Yine “açılım” süreciyle paralellik arz eden bir husus daha var: Yaralanan gerillalar –yüzbaşının kadın gerillayı konuşturmak için boğazını sıkarak işkence etmeye başladığı, fakat doktor üsteğmen tarafından durdurulduğu ve helikopterle hastaneye sevk edildiği sahnede olduğu gibi– öldürülmüyor ve tedavi ediliyor; bir başka deyişle “şevkatle” karşılanıyor. Bu sahnelerin de açılım retoriğinde karşılaştığımız, TSK’nın ağır insan hakları ihlallerinin kurcalanmaması, aksine alabildiğine “insani” bir  görüntü verilmesi tutumuyla örtüştüğünü söylemek mümkün.

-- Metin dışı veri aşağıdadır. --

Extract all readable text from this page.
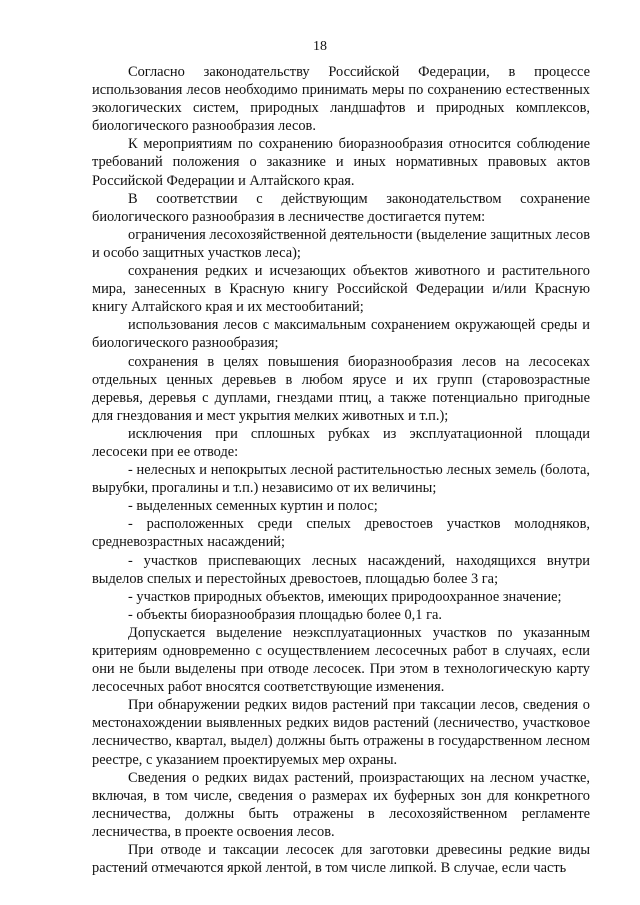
18

Согласно законодательству Российской Федерации, в процессе использования лесов необходимо принимать меры по сохранению естественных экологических систем, природных ландшафтов и природных комплексов, биологического разнообразия лесов.

К мероприятиям по сохранению биоразнообразия относится соблюдение требований положения о заказнике и иных нормативных правовых актов Российской Федерации и Алтайского края.

В соответствии с действующим законодательством сохранение биологического разнообразия в лесничестве достигается путем:

ограничения лесохозяйственной деятельности (выделение защитных лесов и особо защитных участков леса);

сохранения редких и исчезающих объектов животного и растительного мира, занесенных в Красную книгу Российской Федерации и/или Красную книгу Алтайского края и их местообитаний;

использования лесов с максимальным сохранением окружающей среды и биологического разнообразия;

сохранения в целях повышения биоразнообразия лесов на лесосеках отдельных ценных деревьев в любом ярусе и их групп (старовозрастные деревья, деревья с дуплами, гнездами птиц, а также потенциально пригодные для гнездования и мест укрытия мелких животных и т.п.);

исключения при сплошных рубках из эксплуатационной площади лесосеки при ее отводе:

- нелесных и непокрытых лесной растительностью лесных земель (болота, вырубки, прогалины и т.п.) независимо от их величины;

- выделенных семенных куртин и полос;

- расположенных среди спелых древостоев участков молодняков, средневозрастных насаждений;

- участков приспевающих лесных насаждений, находящихся внутри выделов спелых и перестойных древостоев, площадью более 3 га;

- участков природных объектов, имеющих природоохранное значение;

- объекты биоразнообразия площадью более 0,1 га.

Допускается выделение неэксплуатационных участков по указанным критериям одновременно с осуществлением лесосечных работ в случаях, если они не были выделены при отводе лесосек. При этом в технологическую карту лесосечных работ вносятся соответствующие изменения.

При обнаружении редких видов растений при таксации лесов, сведения о местонахождении выявленных редких видов растений (лесничество, участковое лесничество, квартал, выдел) должны быть отражены в государственном лесном реестре, с указанием проектируемых мер охраны.

Сведения о редких видах растений, произрастающих на лесном участке, включая, в том числе, сведения о размерах их буферных зон для конкретного лесничества, должны быть отражены в лесохозяйственном регламенте лесничества, в проекте освоения лесов.

При отводе и таксации лесосек для заготовки древесины редкие виды растений отмечаются яркой лентой, в том числе липкой. В случае, если часть
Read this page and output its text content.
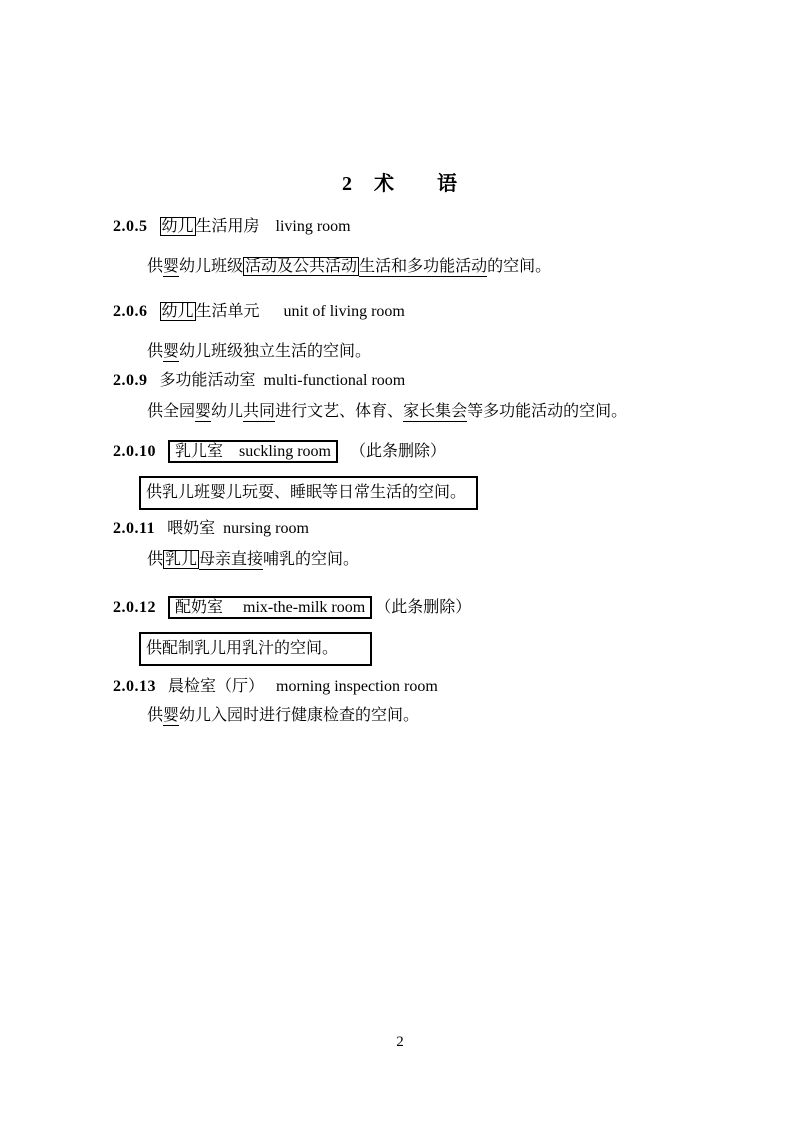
2　术　　语
2.0.5 幼儿 生活用房　living room
供婴幼儿班级 活动及公共活动 生活和多功能活动的空间。
2.0.6 幼儿 生活单元　  unit of living room
供婴幼儿班级独立生活的空间。
2.0.9 多功能活动室  multi-functional room
供全园婴幼儿共同进行文艺、体育、家长集会等多功能活动的空间。
2.0.10 乳儿室　suckling room （此条删除）
供乳儿班婴儿玩耍、睡眠等日常生活的空间。
2.0.11 喂奶室  nursing room
供 乳儿 母亲直接哺乳的空间。
2.0.12 配奶室　 mix-the-milk room （此条删除）
供配制乳儿用乳汁的空间。
2.0.13 晨检室（厅）　 morning inspection room
供婴幼儿入园时进行健康检查的空间。
2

Sonuç olarak, “Nefes”, üzerinde durulması gereken bir film. Güneydoğu’da yaşamını yitirenlerin ve yaralananların, devletin ve ordunun şerefini koruyacak bir barış çağrısında bulunuyor. Fakat savaşın Kürtlerin kimliğinin hâlâ büyük ölçüde yadsınmasından kaynaklanan nedenlerini ve 25 yıldır bölgede yaşanan mağduriyetleri perdelediği ölçüde, bu barış çağrısı biraz kendi kendine yapılan bir çağrı gibi kalıyor. Filmi izleyen Kürtlerin önemli bir kısmının, özellikle Batı’daki Türk izleyicilerle tam olarak aynı duyguları paylaşacağını sanmıyorum. Mutlaka itirazları olacaktır diye düşünüyorum.